Despite the sad fate of the house the club which derived it s name from it showed a spirit of resilience.  At the first official tournament –Coochbehar Cup – that it played it lost to ‘C’ Company Sussex in 1893. It also lost early on in the Indian Football Association Shield in 1909 and 1910 and faced ridicule from other native clubs including Sovabazar but under Major Subedar Shailendranath Basu, Mohun Bagan followed European methods of training and players spent hours in rigorous physical training. Basu recruited his footballers from Manmatha Ganguly’s National Athletic Club who trained his members to play with boots and Reverend Sudhir Chatterjee, the only one to play the IFA shield final in 1911 wearing boots was initially trained by National Athletic Club. Mohun Bagan won Coochbehar Cup four times in 1904, 1905, 1907 and 1908 and Trades Cup four times between 1906-1909, Laxmibilas Club 1909-1910 and Gladstone Cup 1909-1910 and defeated several army teams and English clubs like Dalhousie.

But its moment of glory was definitely the final of IFA Shield in 1911, en route to which Mohun Bagan defeated St Xaviers’ College (3-0), Rangers (2-1), Rifle Brigade (2-0) and Middlesex Regiment (3-0), the last one in a replay. Such was the enthusiasm that people came from other districts of Bengal as well as from neighbouring Bihar and Assam to watch the final. The East Indian Railway ran a special train and additional steamer services were pressed into service to ferry spectators to Calcutta from the mofussil areas.  Tickets for the match, originally priced at Rs 1 and 2, were sold for as much as Rs 15.

Despite heavy odds stacked against them the team under Shibdas Bhaduri won 2-1 against East Yorkshire Regiment to clinch the IFA Shield. Captain Shibdas Bhaduri, first scored the equaliser and then set up Abhilash Ghosh to score the winner with just two minutes of the match remaining. Reuters in its cablegram to English newspapers mentioned: ‘For the first time in the history of Indian football an Indian team, the Mohun Bagan, consisting purely of Bengalees, has won the Indian Football Association Shield beating crack teams of English regiments’. The mood can be gauged by what Achintya Kumar Sengupta wrote in Kallol Jug: “Mohun Bagan is not a football team.
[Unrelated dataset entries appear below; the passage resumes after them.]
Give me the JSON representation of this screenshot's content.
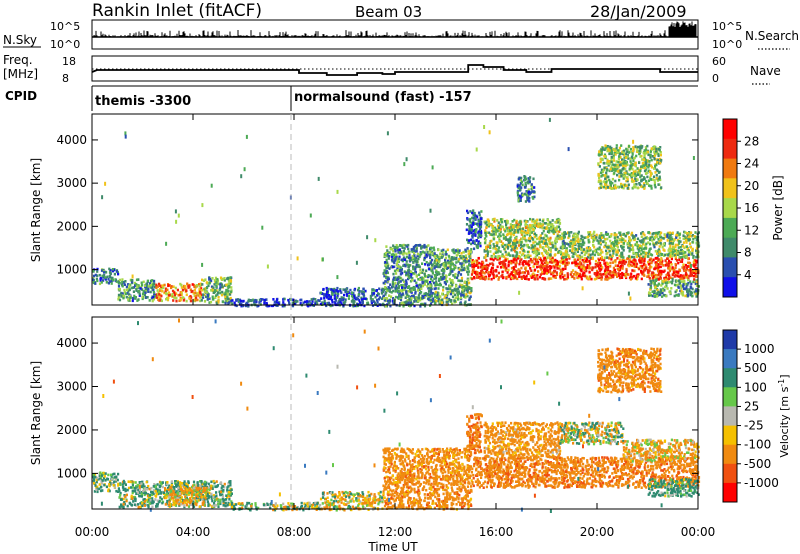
{
  "header": {
    "title": "Rankin Inlet (fitACF)",
    "beam": "Beam 03",
    "date": "28/Jan/2009"
  },
  "summary": {
    "nsky_label": "N.Sky",
    "nsearch_label": "N.Search",
    "freq_label_1": "Freq.",
    "freq_label_2": "[MHz]",
    "nave_label": "Nave",
    "cpid_label": "CPID",
    "count_ticks": [
      "10^5",
      "10^0"
    ],
    "freq_ticks": [
      "18",
      "8"
    ],
    "nave_ticks": [
      "60",
      "0"
    ],
    "cpid_segments": [
      {
        "start_hour": 0,
        "end_hour": 8,
        "label": "themis -3300"
      },
      {
        "start_hour": 8,
        "end_hour": 24,
        "label": "normalsound (fast) -157"
      }
    ]
  },
  "colors": {
    "power": [
      "#1010e8",
      "#2a4fb0",
      "#3f8a6a",
      "#4caa55",
      "#a8d84a",
      "#f0c21a",
      "#f07a10",
      "#ee2a10",
      "#ff0000"
    ],
    "velocity": [
      "#1f3aa8",
      "#3a7ac0",
      "#2e8a70",
      "#66c84a",
      "#b8b8b0",
      "#f5c000",
      "#f08a10",
      "#f05010",
      "#ff0000"
    ]
  },
  "chart_data": [
    {
      "type": "heatmap",
      "title": "",
      "ylabel": "Slant Range [km]",
      "xlabel": "",
      "ylim": [
        180,
        4600
      ],
      "yticks": [
        "1000",
        "2000",
        "3000",
        "4000"
      ],
      "colorbar": {
        "label": "Power [dB]",
        "ticks": [
          "4",
          "8",
          "12",
          "16",
          "20",
          "24",
          "28"
        ],
        "range": [
          0,
          32
        ]
      },
      "regions": [
        {
          "start_hour": 0.0,
          "end_hour": 1.0,
          "range_min": 700,
          "range_max": 1050,
          "value": 8
        },
        {
          "start_hour": 1.0,
          "end_hour": 2.5,
          "range_min": 300,
          "range_max": 800,
          "value": 10
        },
        {
          "start_hour": 2.5,
          "end_hour": 4.3,
          "range_min": 300,
          "range_max": 700,
          "value": 22
        },
        {
          "start_hour": 4.3,
          "end_hour": 5.5,
          "range_min": 250,
          "range_max": 850,
          "value": 12
        },
        {
          "start_hour": 5.5,
          "end_hour": 9.0,
          "range_min": 180,
          "range_max": 350,
          "value": 5
        },
        {
          "start_hour": 9.0,
          "end_hour": 11.5,
          "range_min": 180,
          "range_max": 600,
          "value": 6
        },
        {
          "start_hour": 11.5,
          "end_hour": 13.5,
          "range_min": 180,
          "range_max": 1600,
          "value": 10
        },
        {
          "start_hour": 13.5,
          "end_hour": 15.0,
          "range_min": 200,
          "range_max": 1500,
          "value": 12
        },
        {
          "start_hour": 14.8,
          "end_hour": 15.4,
          "range_min": 1500,
          "range_max": 2400,
          "value": 7
        },
        {
          "start_hour": 15.0,
          "end_hour": 24.0,
          "range_min": 800,
          "range_max": 1300,
          "value": 27
        },
        {
          "start_hour": 15.5,
          "end_hour": 18.5,
          "range_min": 1300,
          "range_max": 2200,
          "value": 15
        },
        {
          "start_hour": 18.5,
          "end_hour": 24.0,
          "range_min": 1300,
          "range_max": 1900,
          "value": 14
        },
        {
          "start_hour": 16.8,
          "end_hour": 17.5,
          "range_min": 2600,
          "range_max": 3200,
          "value": 9
        },
        {
          "start_hour": 20.0,
          "end_hour": 22.5,
          "range_min": 2900,
          "range_max": 3900,
          "value": 14
        },
        {
          "start_hour": 22.0,
          "end_hour": 24.0,
          "range_min": 400,
          "range_max": 800,
          "value": 12
        }
      ]
    },
    {
      "type": "heatmap",
      "title": "",
      "ylabel": "Slant Range [km]",
      "xlabel": "Time UT",
      "ylim": [
        180,
        4600
      ],
      "yticks": [
        "1000",
        "2000",
        "3000",
        "4000"
      ],
      "xticks": [
        "00:00",
        "04:00",
        "08:00",
        "12:00",
        "16:00",
        "20:00",
        "00:00"
      ],
      "colorbar": {
        "label": "Velocity [m s^-1]",
        "ticks": [
          "1000",
          "500",
          "100",
          "25",
          "-25",
          "-100",
          "-500",
          "-1000"
        ],
        "range": [
          -1250,
          1250
        ]
      },
      "regions": [
        {
          "start_hour": 0.0,
          "end_hour": 1.0,
          "range_min": 600,
          "range_max": 1050,
          "value": 150
        },
        {
          "start_hour": 1.0,
          "end_hour": 5.5,
          "range_min": 250,
          "range_max": 850,
          "value": 120
        },
        {
          "start_hour": 3.0,
          "end_hour": 4.5,
          "range_min": 300,
          "range_max": 700,
          "value": -150
        },
        {
          "start_hour": 5.5,
          "end_hour": 9.0,
          "range_min": 180,
          "range_max": 350,
          "value": 80
        },
        {
          "start_hour": 9.0,
          "end_hour": 11.5,
          "range_min": 180,
          "range_max": 600,
          "value": -80
        },
        {
          "start_hour": 11.5,
          "end_hour": 15.0,
          "range_min": 200,
          "range_max": 1600,
          "value": -300
        },
        {
          "start_hour": 14.8,
          "end_hour": 15.4,
          "range_min": 1500,
          "range_max": 2400,
          "value": -400
        },
        {
          "start_hour": 15.0,
          "end_hour": 24.0,
          "range_min": 700,
          "range_max": 1400,
          "value": -350
        },
        {
          "start_hour": 15.5,
          "end_hour": 18.5,
          "range_min": 1400,
          "range_max": 2200,
          "value": -250
        },
        {
          "start_hour": 18.5,
          "end_hour": 21.0,
          "range_min": 1700,
          "range_max": 2200,
          "value": 0
        },
        {
          "start_hour": 21.0,
          "end_hour": 24.0,
          "range_min": 1300,
          "range_max": 1800,
          "value": -150
        },
        {
          "start_hour": 20.0,
          "end_hour": 22.5,
          "range_min": 2900,
          "range_max": 3900,
          "value": -300
        },
        {
          "start_hour": 22.0,
          "end_hour": 24.0,
          "range_min": 500,
          "range_max": 900,
          "value": 200
        }
      ]
    }
  ]
}
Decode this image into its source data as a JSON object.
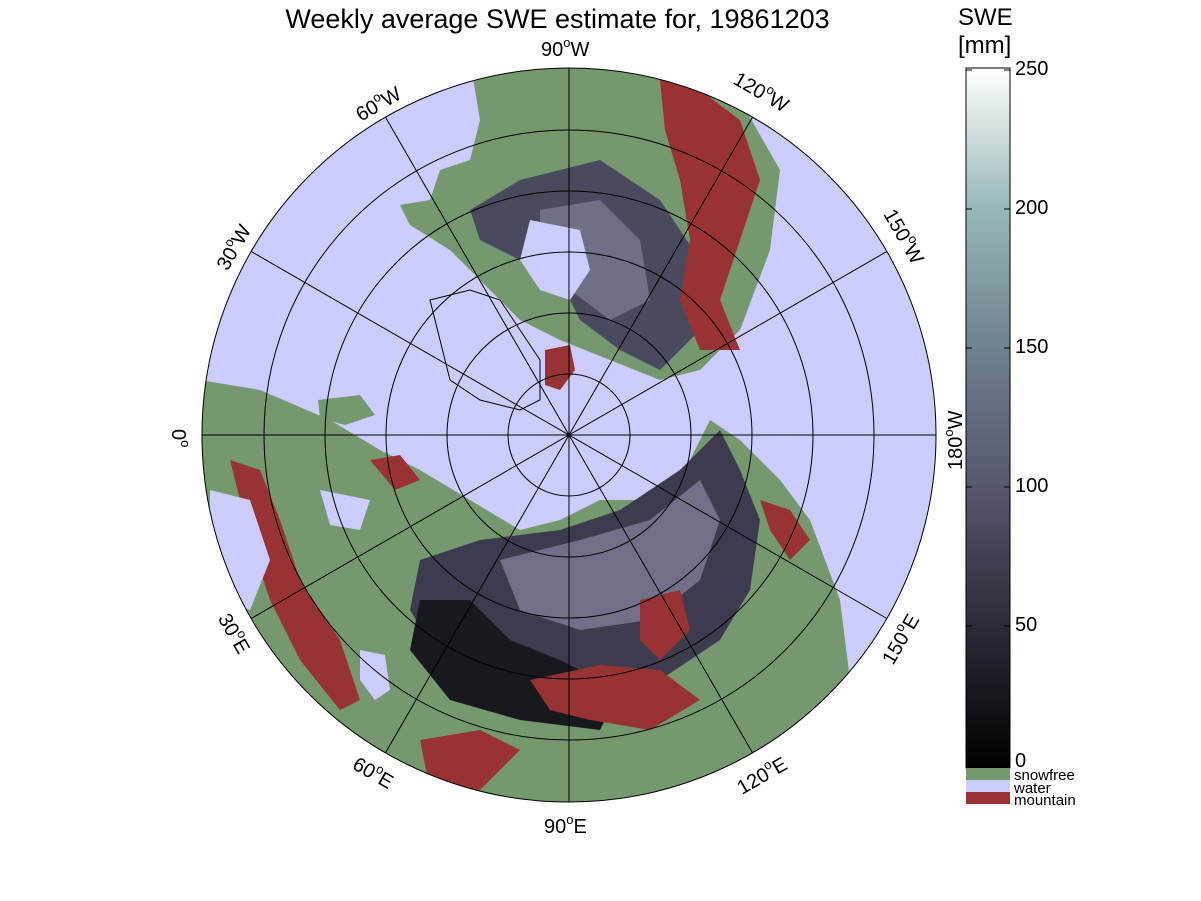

It is a tortured country, rolling in the dust, which has just started to raise its head.”

Mohun Bagan supporters and the public at large went berserk. Even supporters of Moslem Sporting Club rolled on the ground in joyous excitement while Muslims from Dharmatollah joined the victory procession near Thanthania Kali Temple.

At the end of play an old man, pointing to the Union Jack fluttering atop Fort William asked the players, “when will that come down?” Those who had gathered around had apparently replied that it would happen when Mohun Bagan will regain the shield. True enough, since it was only in 1947 that Mohun Bagan won the shield again. And though demolished a century ago the beautiful (mohun) garden-house of Kirti Mitra lives on in the national institution it fostered.